– Lassa fever is an acute viral haemorrhagic illness caused by Lassa virus and it is transmitted to humans from contacts with food or household items contaminated with rodent excreta.
– Lassa frequently infects people in West Africa as it results in 300,000 to 500,000 cases annually and causes about 5,000 deaths each year.
– The primary animal host of the Lassa virus is the Natal multimammate mouse, an animal mostly found in sub Saharan Africa.
– After an incubation period of six to 21 days, an acute illness with multiorgan involvement develops as it affects several organs such as the liver, spleen and kidneys.
– Nonspecific symptoms include fever, facial swelling, and muscle fatigue, as well as conjunctivitis and mucosal bleeding.
– Lassa virus is zoonotic, that is, it is transmitted from animals, in that it spreads to humans from rodents, specifically multimammate rats.
– Infection in humans typically occurs by exposure to animal excrement through the respiratory or gastrointestinal tracts.
– Transmission from person to person has also been established, presenting a disease risk for healthcare workers.

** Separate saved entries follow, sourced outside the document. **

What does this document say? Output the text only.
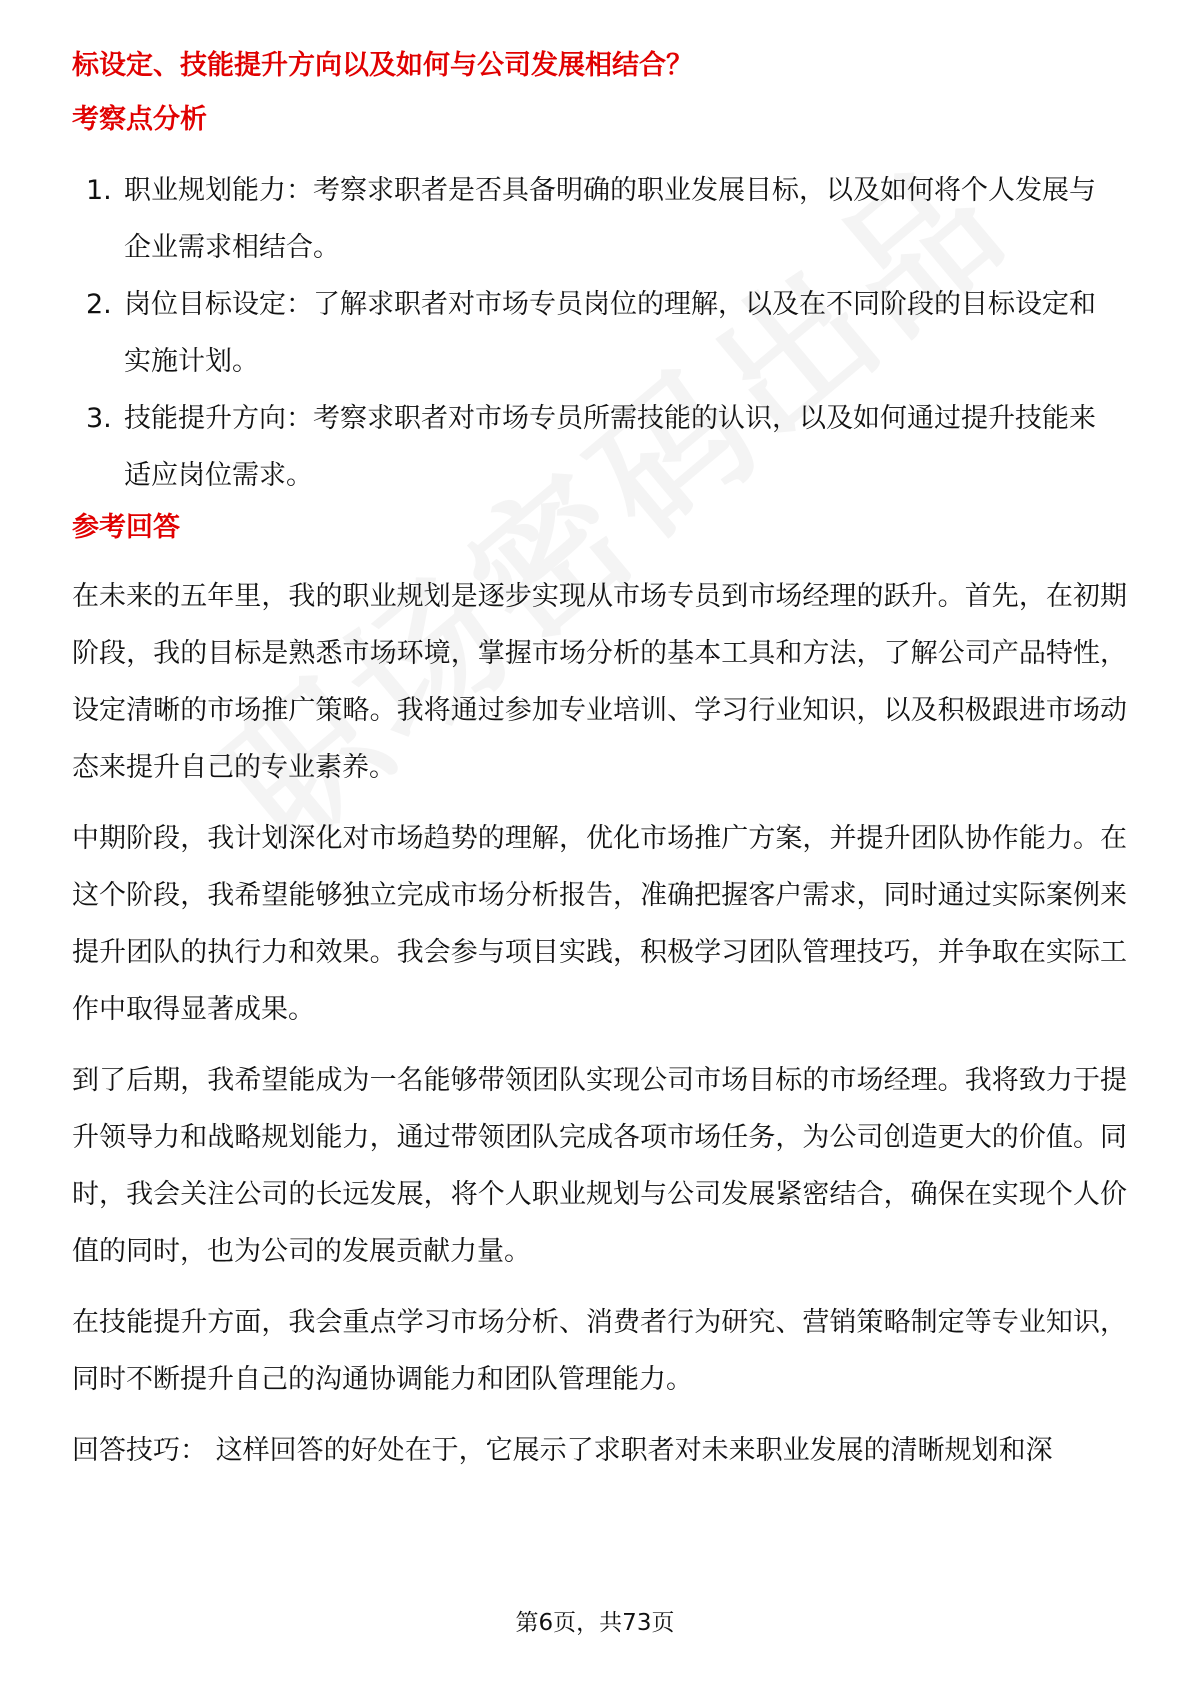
标设定、技能提升方向以及如何与公司发展相结合？
考察点分析
1. 职业规划能力：考察求职者是否具备明确的职业发展目标，以及如何将个人发展与企业需求相结合。
2. 岗位目标设定：了解求职者对市场专员岗位的理解，以及在不同阶段的目标设定和实施计划。
3. 技能提升方向：考察求职者对市场专员所需技能的认识，以及如何通过提升技能来适应岗位需求。
参考回答

在未来的五年里，我的职业规划是逐步实现从市场专员到市场经理的跃升。首先，在初期阶段，我的目标是熟悉市场环境，掌握市场分析的基本工具和方法，了解公司产品特性，设定清晰的市场推广策略。我将通过参加专业培训、学习行业知识，以及积极跟进市场动态来提升自己的专业素养。

中期阶段，我计划深化对市场趋势的理解，优化市场推广方案，并提升团队协作能力。在这个阶段，我希望能够独立完成市场分析报告，准确把握客户需求，同时通过实际案例来提升团队的执行力和效果。我会参与项目实践，积极学习团队管理技巧，并争取在实际工作中取得显著成果。

到了后期，我希望能成为一名能够带领团队实现公司市场目标的市场经理。我将致力于提升领导力和战略规划能力，通过带领团队完成各项市场任务，为公司创造更大的价值。同时，我会关注公司的长远发展，将个人职业规划与公司发展紧密结合，确保在实现个人价值的同时，也为公司的发展贡献力量。

在技能提升方面，我会重点学习市场分析、消费者行为研究、营销策略制定等专业知识，同时不断提升自己的沟通协调能力和团队管理能力。

回答技巧： 这样回答的好处在于，它展示了求职者对未来职业发展的清晰规划和深

第6页，共73页
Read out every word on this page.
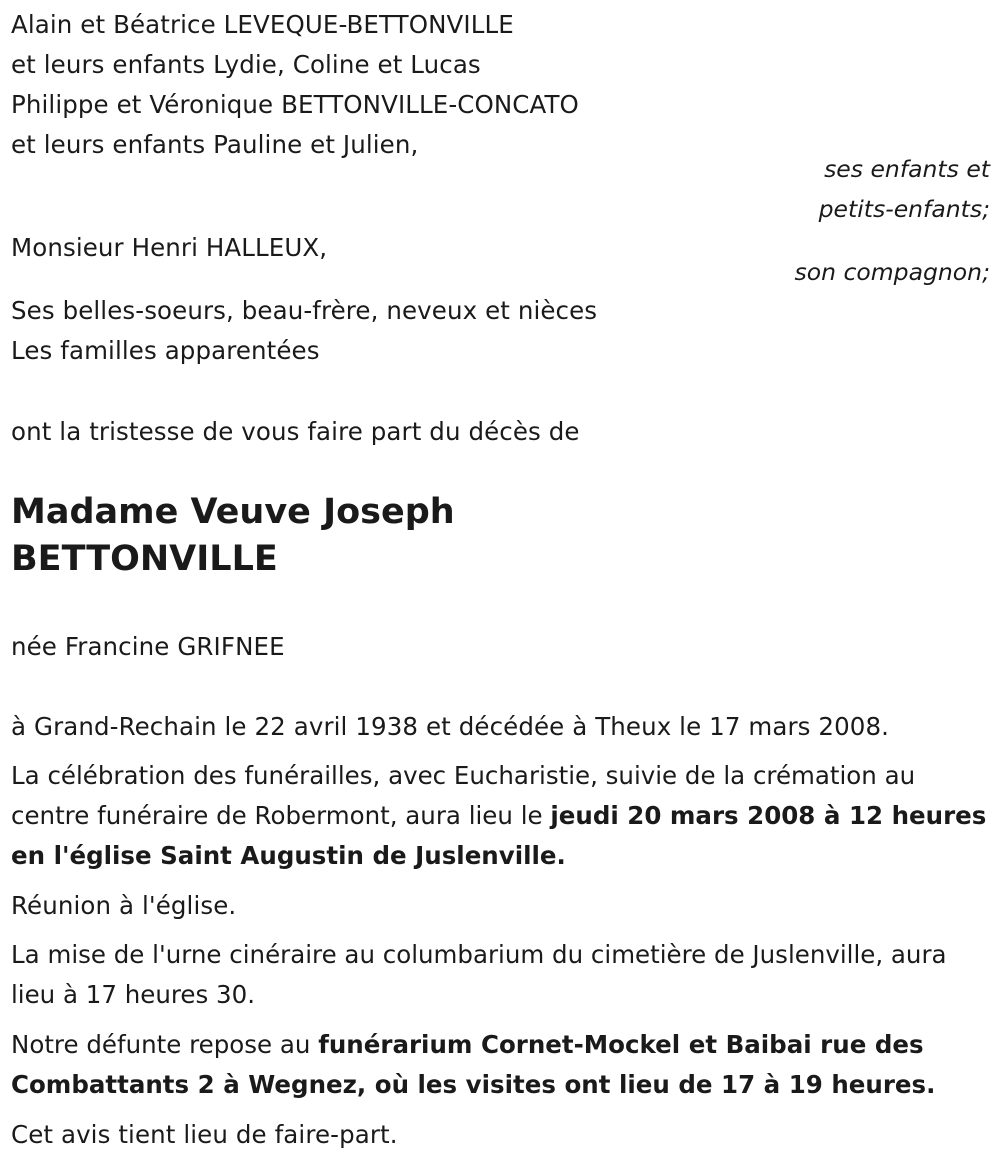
Alain et Béatrice LEVEQUE-BETTONVILLE
et leurs enfants Lydie, Coline et Lucas
Philippe et Véronique BETTONVILLE-CONCATO
et leurs enfants Pauline et Julien,
ses enfants et
petits-enfants;
Monsieur Henri HALLEUX,
son compagnon;
Ses belles-soeurs, beau-frère, neveux et nièces
Les familles apparentées
ont la tristesse de vous faire part du décès de
Madame Veuve Joseph
BETTONVILLE
née Francine GRIFNEE
à Grand-Rechain le 22 avril 1938 et décédée à Theux le 17 mars 2008.
La célébration des funérailles, avec Eucharistie, suivie de la crémation au centre funéraire de Robermont, aura lieu le jeudi 20 mars 2008 à 12 heures en l'église Saint Augustin de Juslenville.
Réunion à l'église.
La mise de l'urne cinéraire au columbarium du cimetière de Juslenville, aura lieu à 17 heures 30.
Notre défunte repose au funérarium Cornet-Mockel et Baibai rue des Combattants 2 à Wegnez, où les visites ont lieu de 17 à 19 heures.
Cet avis tient lieu de faire-part.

– Ensure to keep rodents out of homes and food supplies, as well as maintaining effective personal hygiene. Store grain and other foodstuffs in rodent-proof containers, disposing of garbage far from the home and maintaining clean households
– All persons suspected of Lassa fever infection should be admitted to isolation facilities and their body fluids and excreta properly disposed of.
– The overall mortality rate is estimated to be 1%, but during epidemics, mortality can climb as high as 50%.